Глава седьмая

Во время очередного занятия со сказителем, Любава таки решилась и дала для перевода песнопение с вечерни, начинающееся со слов «Свете Тихий святыя славы Отца Небесного.»

Сольмир быстро перевел песнопение и замер, глядя на текст.

— Любава, какая же это красота, — взволнованно произнес он. — Именно так возвышенно и проникновенно нужно славить Бога, а вовсе не так примитивно, как это делаем мы.

Его учительница сидела на скамье, подперев голову рукой, и молчала. А что она могла сказать, не выдав себя окончательно?

— Я однажды был в Киеве, — продолжал сказитель, — и видел их главный храм. Вот где величие, вот где настоящая красота. Я не знал, где я стою, на небе или на земле. А мы тут…

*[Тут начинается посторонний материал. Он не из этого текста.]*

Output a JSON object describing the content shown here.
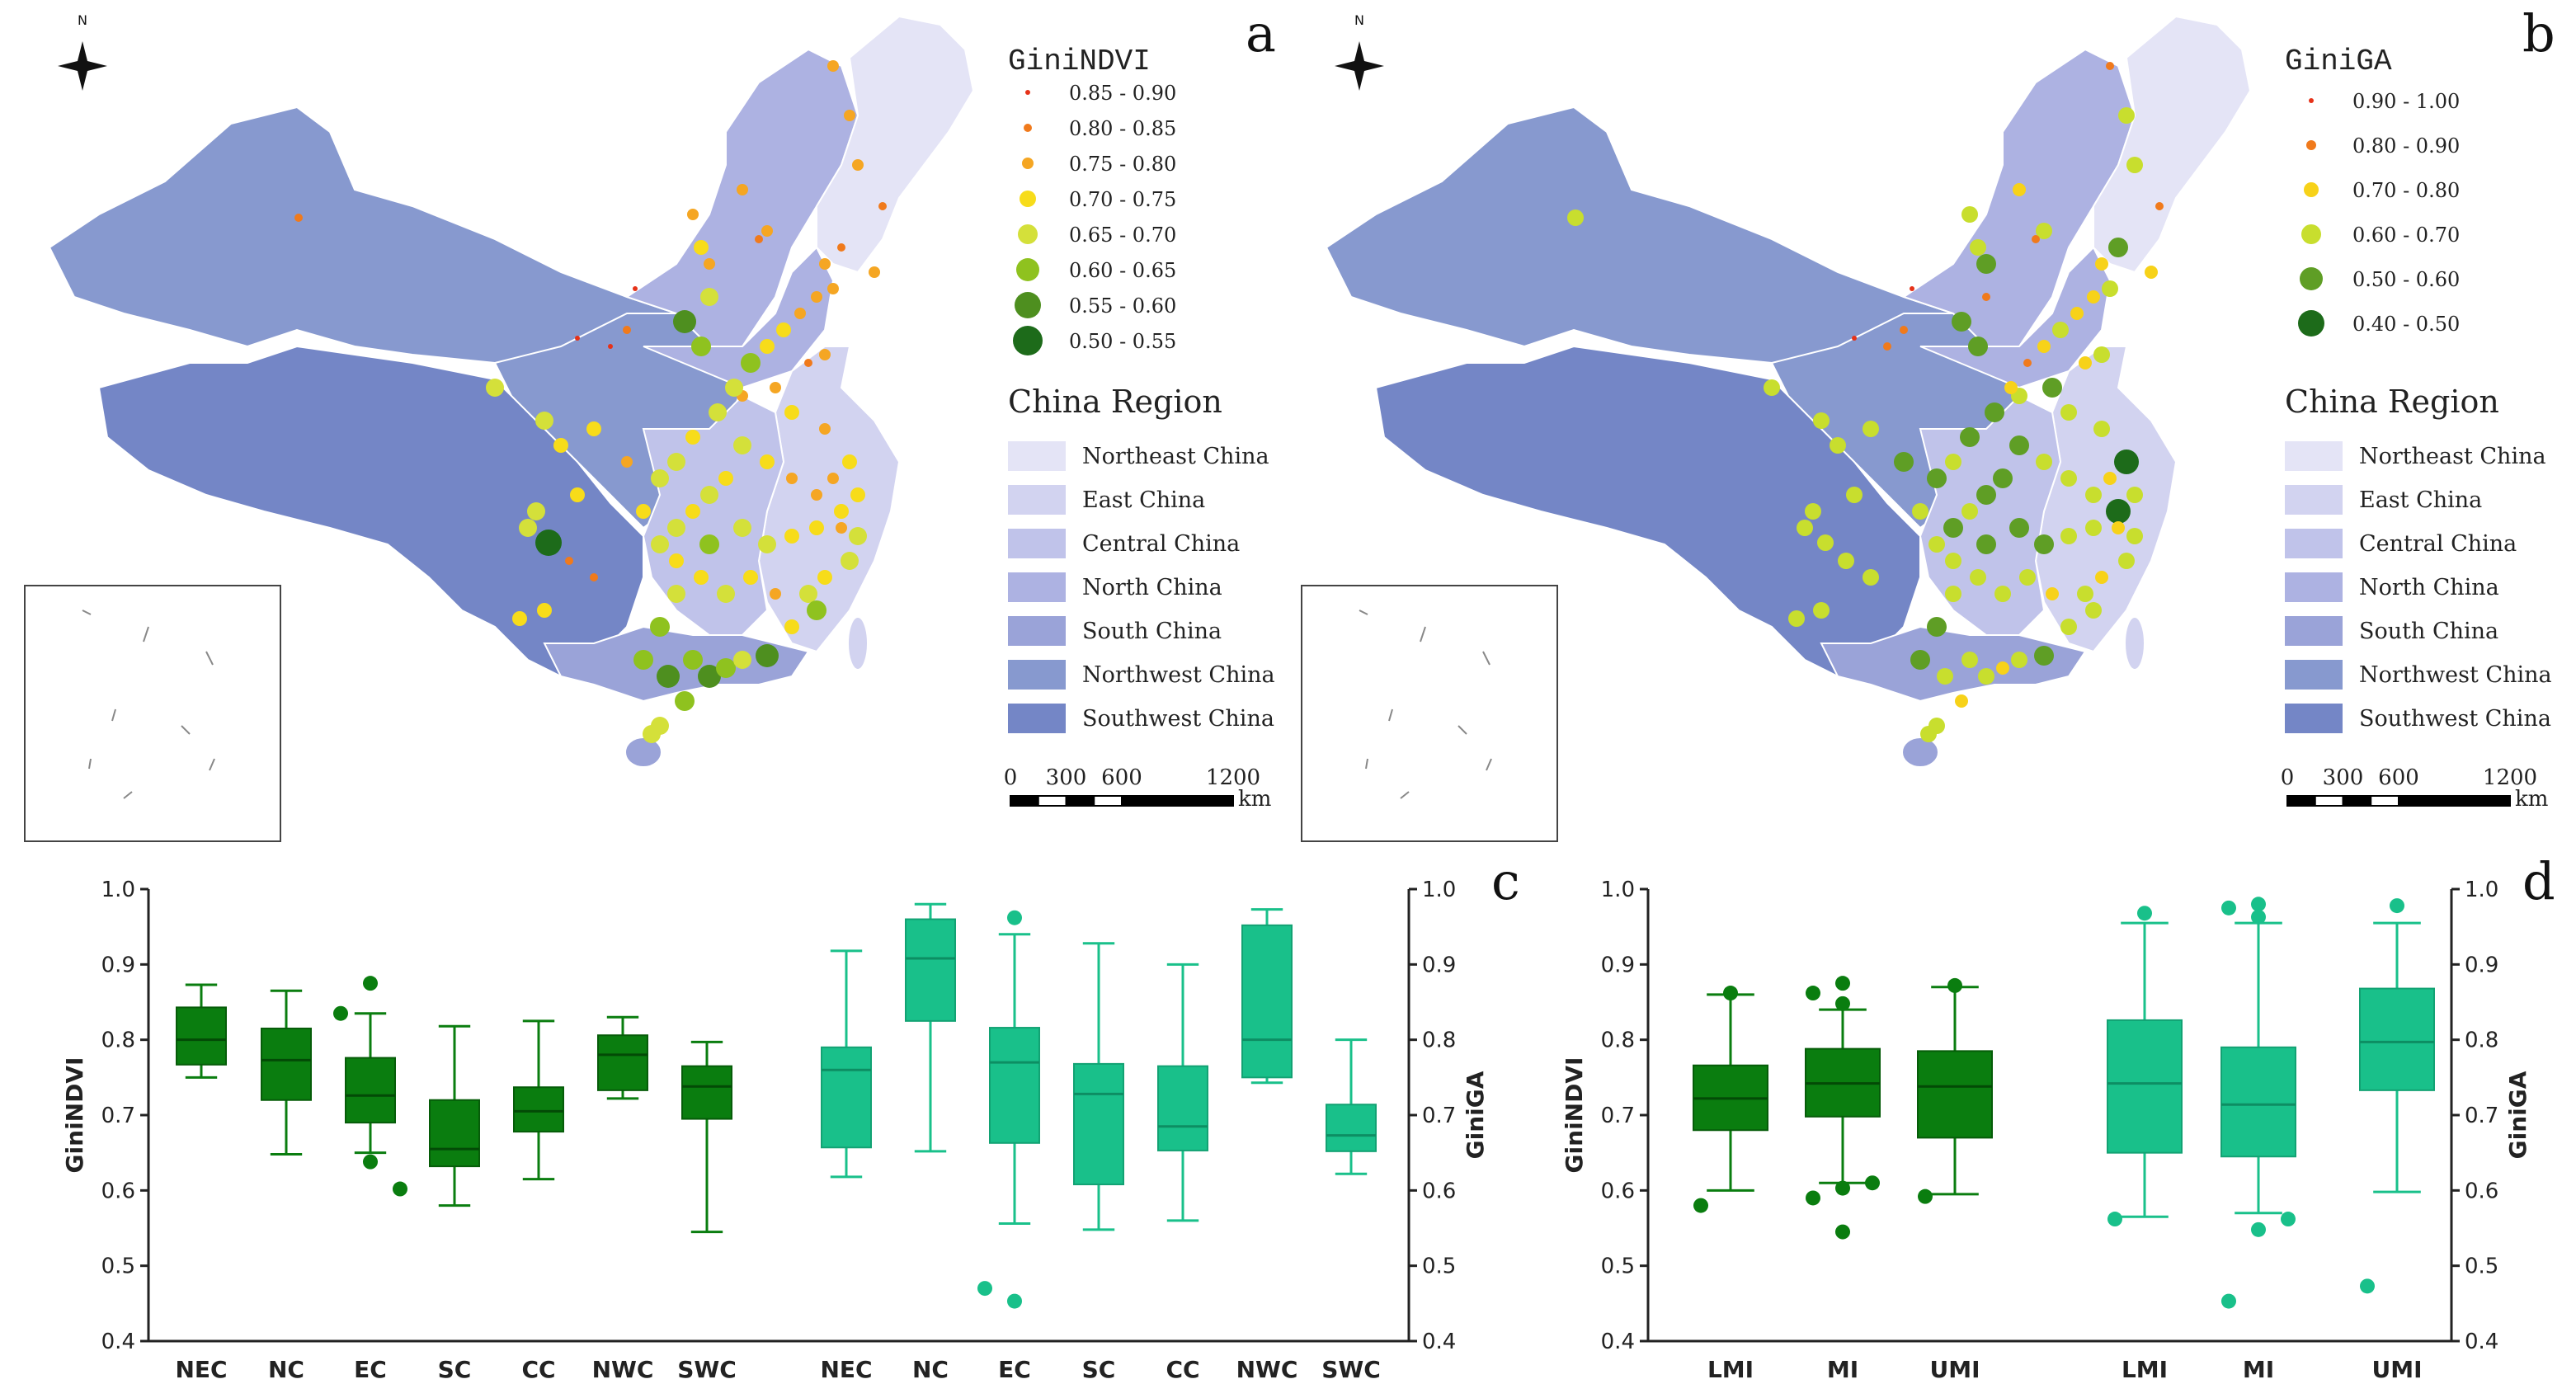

— Не огорчайся. Ты очень красиво играешь и поешь, за душу берет, — откликнулась Любава на нотки горечи в голосе Сольмира. — Ничего особенного, я могу и ошибаться, но вдруг именно тебе суждено сочинить для муромцев новые песни? Здесь принято петь странные песни. О том, как летающий огненный змей, огненный дух вообще-то, берет себе в жены человеческую девицу. Насколько же люди должны были стать плотью в ущерб собственному духу, чтобы в своих мечтаниях даже огненный дух заставлять вступать в плотскую связь с девицей. И вообще, сочинил бы ты, что ли, былину о том, как этого летающего змея какой-нибудь человек-герой побеждает. Как какой-нибудь князь, убивает змея-оборотня, спасая, например, жену своего брата. Чем-нибудь после смертного боя заболевает, его исцеляет девица-красавица… Ну и потом дальше целая история… Все естественнее для людей выглядит, чем то, что у вас поют…

— Вышел тюрь-юрь на Калинов мост, — раздался снаружи звонкий голос Дрозда. Он учил очередную попевку. — Вынул тюрь две головы, оловянный нос, конопляный хвост.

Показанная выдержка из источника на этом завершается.